History
In times past, the hunter-gatherer community kept knowledge about the medicinal properties of various plants, molds, fungi, yeasts, bacteria, minerals and animals. This drug knowledge would include vast amounts of information like what time of the year to look for specimens, where to look, and what part of the plant to use or how to grind a mineral.
As cultures developed in specialization, a person would take on the combined role of physician, pharmacist and priest or minister. These specialized people would be in charge of the community’s physical, mental, emotional and spiritual health.
In English these are often called "medicine men" or shaman. The word shaman comes from Manchu, and is "the only commonly used English word that is a loan from this language". The shaman would use various items from nature to produce a mixture that would be burned, applied, manipulated or ingested in some fashion to help relieve the symptoms the ailing patient.
Eventually, the use of crude drugs reach a zenith in the early 1900s and eventually gave way to the use of purified active ingredients from the natural source.

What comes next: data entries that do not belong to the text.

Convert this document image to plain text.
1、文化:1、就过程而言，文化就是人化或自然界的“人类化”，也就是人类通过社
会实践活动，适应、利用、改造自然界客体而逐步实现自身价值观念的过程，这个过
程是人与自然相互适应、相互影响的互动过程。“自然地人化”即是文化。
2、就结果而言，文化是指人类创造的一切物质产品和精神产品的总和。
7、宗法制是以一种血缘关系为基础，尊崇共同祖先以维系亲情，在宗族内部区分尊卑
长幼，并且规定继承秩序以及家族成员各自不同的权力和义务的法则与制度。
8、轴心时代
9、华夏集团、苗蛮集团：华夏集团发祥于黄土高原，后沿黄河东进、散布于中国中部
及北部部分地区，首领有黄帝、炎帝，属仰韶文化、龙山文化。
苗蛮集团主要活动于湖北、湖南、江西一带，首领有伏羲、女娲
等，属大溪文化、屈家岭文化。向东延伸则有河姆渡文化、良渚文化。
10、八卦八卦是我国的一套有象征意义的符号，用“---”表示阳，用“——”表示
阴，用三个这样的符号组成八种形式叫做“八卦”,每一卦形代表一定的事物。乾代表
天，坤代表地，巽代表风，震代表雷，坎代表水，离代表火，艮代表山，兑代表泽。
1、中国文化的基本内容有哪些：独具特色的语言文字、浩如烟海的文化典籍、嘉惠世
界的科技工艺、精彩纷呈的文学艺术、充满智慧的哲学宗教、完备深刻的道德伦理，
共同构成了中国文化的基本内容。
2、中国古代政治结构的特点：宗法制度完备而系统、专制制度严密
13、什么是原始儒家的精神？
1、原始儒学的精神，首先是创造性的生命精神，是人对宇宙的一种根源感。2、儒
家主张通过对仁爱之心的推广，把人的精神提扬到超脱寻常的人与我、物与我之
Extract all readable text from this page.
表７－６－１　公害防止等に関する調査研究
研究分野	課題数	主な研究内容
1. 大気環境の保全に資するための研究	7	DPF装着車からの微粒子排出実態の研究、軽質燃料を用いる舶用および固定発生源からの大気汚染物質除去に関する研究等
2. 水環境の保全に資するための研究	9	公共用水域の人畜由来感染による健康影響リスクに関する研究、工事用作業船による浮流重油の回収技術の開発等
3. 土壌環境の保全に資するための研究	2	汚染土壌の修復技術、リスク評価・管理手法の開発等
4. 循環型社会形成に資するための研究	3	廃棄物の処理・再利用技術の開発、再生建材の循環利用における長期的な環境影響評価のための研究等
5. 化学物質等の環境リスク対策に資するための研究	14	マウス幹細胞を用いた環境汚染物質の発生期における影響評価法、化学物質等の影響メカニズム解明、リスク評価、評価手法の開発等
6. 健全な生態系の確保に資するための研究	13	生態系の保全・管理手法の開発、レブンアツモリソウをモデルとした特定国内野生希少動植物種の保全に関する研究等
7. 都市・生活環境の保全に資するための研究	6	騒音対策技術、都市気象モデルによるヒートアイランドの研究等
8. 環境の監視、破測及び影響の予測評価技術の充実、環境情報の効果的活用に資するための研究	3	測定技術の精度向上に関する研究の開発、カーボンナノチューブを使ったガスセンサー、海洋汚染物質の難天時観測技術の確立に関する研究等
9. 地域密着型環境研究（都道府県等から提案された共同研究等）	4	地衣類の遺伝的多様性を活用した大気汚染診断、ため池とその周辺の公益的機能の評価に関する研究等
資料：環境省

Currently the use and exploration of crude drugs has again gained prominence in the medical community. The realization that many completely unknown substances are yet to be discovered from crude drugs has created a new interest in pharmacognosy and has led to many medical breakthroughs.
In 1907, the Pure Food and Drug Act was implemented and standardization of crude drugs took place. Often the USP would specify what percentage of active ingredient was needed to claim a crude drug met USP standards.
An example of standardization would be as follows (from the United States Pharmacopeia):
Opium is the air-dried milky exudate obtained by incising the unripe capsules of Papaver somniferum Linne or its variety album De Candolle (Fam. Papaveraceae). Opium in its normal air-dried condition yields not less than 9.5 percent of anhydrous morphine.